In the past two years, I’ve become a big fan of three software paradigms:
- RDF and the Semantic Web
- RESTful architectures
- Hadoop and MapReduce
The first two were made for each other — RDF is the ideal data format for the Semantic Web, and Semantic Web applications are (ideally) implemented with RESTful architectures.
Unfortunately, as I discovered through painful experience, RDF is an inefficient representation for large amounts of data. It’s the ultimate in normalization — each triple represents a single fact — and in flexibility, but even simple queries become prohibitively slow when each item of interest is spread across dozens of triples.
At the other end of the spectrum, MapReduce programming forces you into an entirely different way of thinking. MapReduce offers exactly one data access mechanism: read a list of records from beginning to end. No random access, do not pass GO, do not collect $200. That restriction is what enables Hadoop to distribute a job across many machines, and to process data at the maximum rate supported by the hard disk. Obviously, to take full advantage of these optimizations, your MapReduce program needs to be able to process each record in isolation, without referring to any other resources. In effect, everything has to be completely denormalized.
For my work on AltLaw, I’ve tended to use fully denormalized data, because anything else is too slow. But I want to be working with normalized data. I want to have every datum — plus information about its derivation — stored in one giant RDF graph. But I also want to be able to process this graph efficiently. Maybe if I had a dozen machines with 64 GB of memory apiece, this wouldn’t be a problem. But with one desktop, one server, and occasional rides on EC2, that’s not an option.
The ideal design, I think, would be a hybrid system which can do efficient bulk processing of RDF data. There are some pilot projects to do this with Hadoop, and I’m interested to see how they pan out. But until then, I’ll have to make do as best I can.
Update: The projects I remebered were HRDF and Heart, which turn out to be the same thing: http://code.google.com/p/hrdf/ and http://wiki.apache.org/incubator/HeartProposal
Does this kind of stuff help?
http://www.youtube.com/watch?v=BT-piFBP4fE
Hi,
I feel your pain. we’re currently doing a fair bit of research into column-base dbms like Hadoop’s Hbase vs row-based dbms’.
Which amounts to rdf (key, field, value) vs denormalised in the most extreme cases. Heck, we’d even be happy if we need to run both kinds, as long as we can have them interact with each other.

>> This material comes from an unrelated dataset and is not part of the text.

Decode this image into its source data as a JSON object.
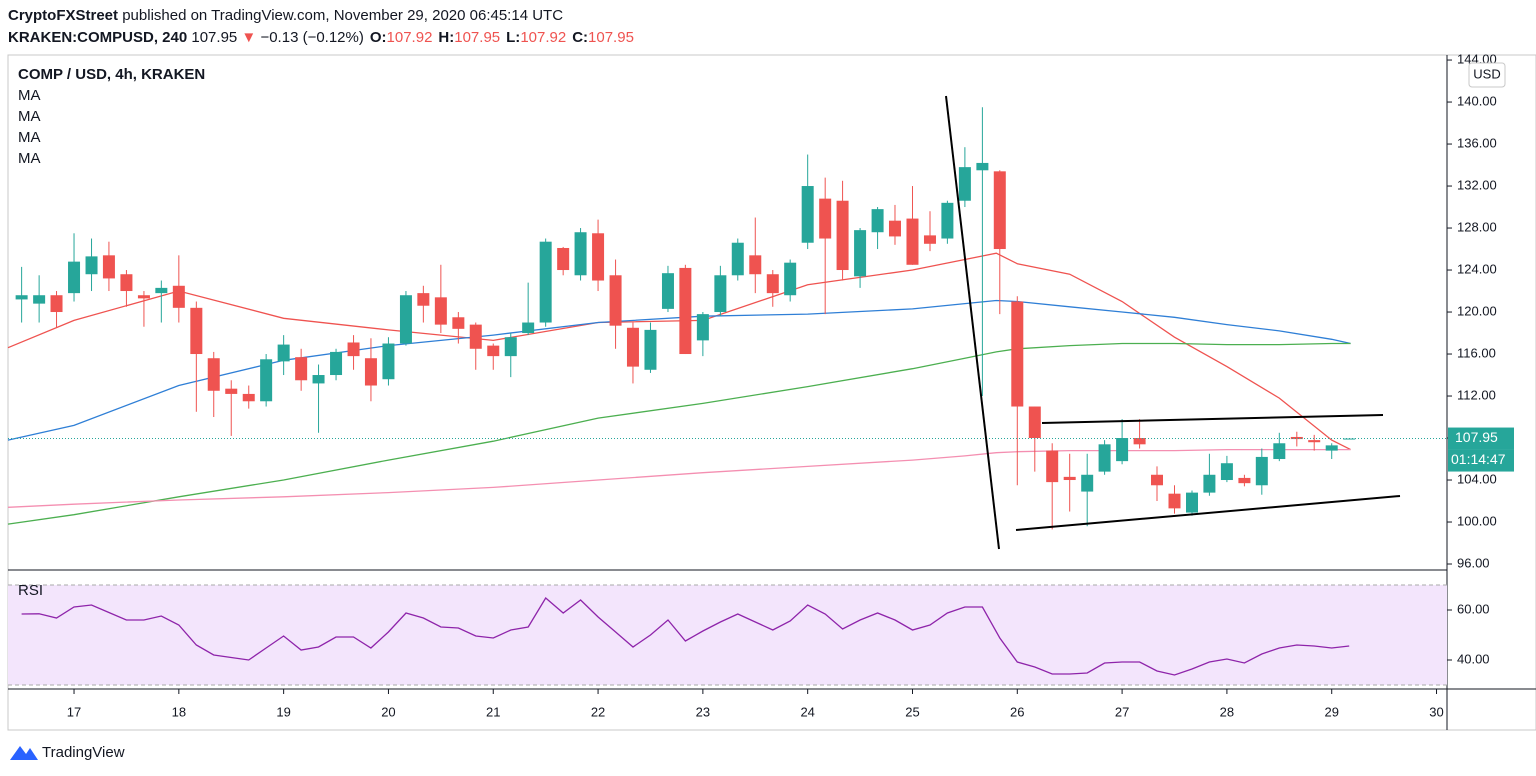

I’m quite interested in the pilot projects you mentioned though, the only one I’m aware of is HEART http://wiki.apache.org/incubator/HeartProposal, which is still just an incubation proposal, could you list them or link out?
Regards
Ronald Hobbs
To Doug:
Thanks for the link. That lecture in particular doesn’t seem to immediately solve my problems — I’m not looking to build my own graph database from scratch! But I need to study the other lectures too and see if I could be using MapReduce more efficiently.